Книга Филэллин, страница 8. Автор книги Леонид Абрамович Юзефович

Разделитель для чтения книг в онлайн библиотеке

Онлайн книга «Филэллин»

Cтраница 8

Ее любовники делались всё моложе, она меняла их всё чаще. Один, совсем мальчик, страстно в нее влюбленный, простудился и умер. После его смерти что-то в ней надломилось. Тут-то ее и обратил ко Христу швейцарский башмачник из братства гернгутеров, шивший ей туфли.

Она открыла в себе дар предвидения, начала донимать августейших особ своими пророчествами и добралась до государя. Первое ее письмо он получил в 1812 году: в нем предсказывалось падение темного ангела, то есть Бонапарта, и скорое торжество Евангелия в жизни народов, предводительствуемых светлым ангелом, то есть самим государем. Он оставил это без внимания, но баронесса продолжала засыпать его письмами. Их передавала ему фрейлина Стурдза. Он на них не отвечал, хотя кое-какие прочитывал.

Очередная депеша подоспела, когда темный ангел уже томился на Эльбе. “Надвигается буря, эти лилии явились, чтобы исчезнуть!” – пророчила баронесса – и оказалась права: скоро Наполеон высадился во Франции, Париж растоптал лилии Бурбонов и бросил их к его ногам. Государь тяжело пережил эту новость. В угнетенном состоянии он прибыл в Гейльбронн, там и состоялось его знакомство с баронессой.

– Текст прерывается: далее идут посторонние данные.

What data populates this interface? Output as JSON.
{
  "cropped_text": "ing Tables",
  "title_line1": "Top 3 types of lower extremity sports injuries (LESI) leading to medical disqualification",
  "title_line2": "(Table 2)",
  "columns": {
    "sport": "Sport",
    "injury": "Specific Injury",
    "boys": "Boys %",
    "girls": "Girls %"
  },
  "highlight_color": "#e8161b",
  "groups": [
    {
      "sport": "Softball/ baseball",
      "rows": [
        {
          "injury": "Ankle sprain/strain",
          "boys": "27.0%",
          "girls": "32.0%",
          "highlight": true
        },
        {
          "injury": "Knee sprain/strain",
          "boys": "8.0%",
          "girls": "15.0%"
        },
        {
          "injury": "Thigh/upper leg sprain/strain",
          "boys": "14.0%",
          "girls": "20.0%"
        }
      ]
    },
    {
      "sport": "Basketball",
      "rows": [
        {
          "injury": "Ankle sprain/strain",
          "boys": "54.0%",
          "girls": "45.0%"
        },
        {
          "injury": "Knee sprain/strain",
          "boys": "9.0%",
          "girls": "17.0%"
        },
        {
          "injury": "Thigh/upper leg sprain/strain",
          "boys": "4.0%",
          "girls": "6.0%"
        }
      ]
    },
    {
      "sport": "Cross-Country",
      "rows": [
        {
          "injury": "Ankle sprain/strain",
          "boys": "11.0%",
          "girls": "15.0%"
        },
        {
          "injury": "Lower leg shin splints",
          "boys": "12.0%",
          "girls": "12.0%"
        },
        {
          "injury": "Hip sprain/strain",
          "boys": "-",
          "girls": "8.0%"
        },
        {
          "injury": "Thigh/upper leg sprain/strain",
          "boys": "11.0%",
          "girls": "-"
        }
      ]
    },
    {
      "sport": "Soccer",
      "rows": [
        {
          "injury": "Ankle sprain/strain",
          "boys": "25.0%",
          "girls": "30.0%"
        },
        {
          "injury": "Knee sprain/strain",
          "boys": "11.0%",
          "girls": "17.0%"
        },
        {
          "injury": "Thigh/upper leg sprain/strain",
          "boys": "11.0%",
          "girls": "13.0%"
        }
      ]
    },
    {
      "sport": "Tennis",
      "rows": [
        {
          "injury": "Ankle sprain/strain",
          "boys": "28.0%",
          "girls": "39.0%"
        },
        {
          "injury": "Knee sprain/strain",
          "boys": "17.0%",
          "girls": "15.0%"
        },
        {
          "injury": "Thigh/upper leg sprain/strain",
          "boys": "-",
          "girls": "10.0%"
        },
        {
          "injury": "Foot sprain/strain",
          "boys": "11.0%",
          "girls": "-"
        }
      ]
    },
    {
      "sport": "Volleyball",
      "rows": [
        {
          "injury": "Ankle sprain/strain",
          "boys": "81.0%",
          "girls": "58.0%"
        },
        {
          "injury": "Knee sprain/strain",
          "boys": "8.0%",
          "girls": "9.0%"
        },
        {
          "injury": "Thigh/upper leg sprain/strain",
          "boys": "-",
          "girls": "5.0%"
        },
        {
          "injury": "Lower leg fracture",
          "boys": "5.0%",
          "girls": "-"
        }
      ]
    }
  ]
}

Ему шел 38-й год, ей – 52-й, но умная женщина не бывает некрасивой ни в каком возрасте. В простом черном платье с глухим воротом, гладко причесанная, без румян, без украшений, баронесса и на шестом десятке была привлекательна. Монашеский костюм придавал ей вид женщины, которой есть в чем каяться. На мужчин это действует.

“Я, – сказала она, – была великой грешницей, но нашла прощение моих грехов у подножия креста Христова. Сознание своей слабости – первый шаг на пути к искуплению. Вы не находите душевного покоя, потому что не смирились, не воззвали, как мытарь, к Богочеловеку из глубины сердца своего: «Господи, помилуй меня, грешного!»”

В таком тоне она говорила более трех часов. Поначалу государь пробовал отвечать, затем притих, уронил голову на руки и залился слезами. С тех пор они стали видеться почти ежедневно. Баронесса взялась обучать его молчаливой молитве духа, которую практикуют братья-гернгутеры. По их мнению, эта молитва предназначена быть достоянием всех земнородных, но пока ею владеют только они сами. Суть ее в том, чтобы обращаться к Богу в духе, бессловесно. Святой Дух пребывает повсюду, нужно найти его в самом себе и в нем слиться с Богом, а не языком выпрашивать у Него милостей.

Проповедуя молчание, баронесса трещала без умолку. Тем временем Наполеон во главе армии выступил против пруссаков и англичан. Государя это потрясло. Он почти готов был поверить, что Божественный промысел действует не через него, а через корсиканца, и колебался, не зная, нужно ли в таком случае начинать с ним новую войну.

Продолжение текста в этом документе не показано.